Following intervention with the optimal concentration of EPEC endotoxin (5 mg/mL) and four different strains of bifidobacteria(diluted 300-fold) for 16 h, TLR2 and TLR4 mRNA and protein expressions were up-regulated in the EPEC group but down-regulated in some bifidobacterium groups, as compared with those in the normal control group. From these results, we infer that after IECs are stimulated by pathogenic bacteria, bifidobacteria can induce immunologic tolerance to those bacteria through down-regulation of TLR2 and TLR4 expression or compete with pathogens for binding TLRs to prevent TLR-mediated inflammation. Therefore, bifidobacteria can provide a protective role or benefit through inhibition of inflammation in patients with IBD.

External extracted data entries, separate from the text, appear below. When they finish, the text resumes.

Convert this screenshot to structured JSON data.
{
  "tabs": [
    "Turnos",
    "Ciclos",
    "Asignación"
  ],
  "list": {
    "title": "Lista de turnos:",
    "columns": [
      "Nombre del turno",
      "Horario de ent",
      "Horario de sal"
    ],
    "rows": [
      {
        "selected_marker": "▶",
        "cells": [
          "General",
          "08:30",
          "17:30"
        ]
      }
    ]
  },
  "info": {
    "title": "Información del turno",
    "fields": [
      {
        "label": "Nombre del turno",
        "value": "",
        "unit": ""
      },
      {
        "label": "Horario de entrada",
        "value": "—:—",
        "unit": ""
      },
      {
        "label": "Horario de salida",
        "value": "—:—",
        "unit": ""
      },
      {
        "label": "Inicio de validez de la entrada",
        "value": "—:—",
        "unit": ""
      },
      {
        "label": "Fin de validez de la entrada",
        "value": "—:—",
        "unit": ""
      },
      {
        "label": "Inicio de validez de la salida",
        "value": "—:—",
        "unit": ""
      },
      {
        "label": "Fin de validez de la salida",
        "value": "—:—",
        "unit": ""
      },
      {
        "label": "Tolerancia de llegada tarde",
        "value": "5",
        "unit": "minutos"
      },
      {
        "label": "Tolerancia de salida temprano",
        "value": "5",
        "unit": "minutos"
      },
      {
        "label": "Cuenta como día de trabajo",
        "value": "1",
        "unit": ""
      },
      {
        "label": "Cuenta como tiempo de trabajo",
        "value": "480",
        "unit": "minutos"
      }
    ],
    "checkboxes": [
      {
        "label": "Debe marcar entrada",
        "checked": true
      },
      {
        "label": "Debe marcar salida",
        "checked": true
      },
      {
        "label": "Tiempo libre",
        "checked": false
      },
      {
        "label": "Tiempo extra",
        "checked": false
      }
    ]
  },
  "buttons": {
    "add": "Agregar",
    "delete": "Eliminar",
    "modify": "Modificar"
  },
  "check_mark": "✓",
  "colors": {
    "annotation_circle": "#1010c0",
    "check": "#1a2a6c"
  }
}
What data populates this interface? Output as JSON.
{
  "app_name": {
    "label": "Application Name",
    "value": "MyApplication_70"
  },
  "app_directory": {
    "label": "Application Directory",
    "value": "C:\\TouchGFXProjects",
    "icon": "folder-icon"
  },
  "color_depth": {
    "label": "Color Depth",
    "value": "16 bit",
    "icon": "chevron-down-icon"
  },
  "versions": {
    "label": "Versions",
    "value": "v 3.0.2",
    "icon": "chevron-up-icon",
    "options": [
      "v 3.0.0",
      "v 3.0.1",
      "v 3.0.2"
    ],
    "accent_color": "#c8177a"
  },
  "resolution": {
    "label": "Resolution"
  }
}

In our study, the TEERs in the B. longum, B. infantis, B. bifidum and B. youth groups were decreased only by 18%, 19%, 23% and 23%, respectively, after 120 min of intervention, as compared to the normal control group. However, the TEER in the EPEC group was reduced significantly by 67%. The TEER is inversely proportional to cell membrane permeability, and decreased TEER would lead to gap junction damage, increase cell osmotic pressure, and increase cell permeability; this could further result in pathogen penetration of the cell barrier and consequent inflammation[28,29]. These results indicate that EPEC may increase cell membrane permeability, thus playing a pathogenic role in patients with IBD. However, bifidobacteria exert a protective role in preventing penetration of pathogenic bacteria by the natural barrier function of the IEC. The lack of animal experimental model could be considered a major limitation of this study. Therefore, additional in vivo experiments should be conducted to further explore the mechanism of IBD in future research endeavors.
In conclusion, the EPEC endotoxin can promote TLR2 and TLR4 expression and increase cell membrane permeability in the IEC. In contrast, bifidobacteria can inhibit TLR2 and TLR4 expression and prevent TLR-mediated inflammation. Individualized use of a suitable probiotic may be helpful to design effective therapeutic strategies for symptom improvement in IBD.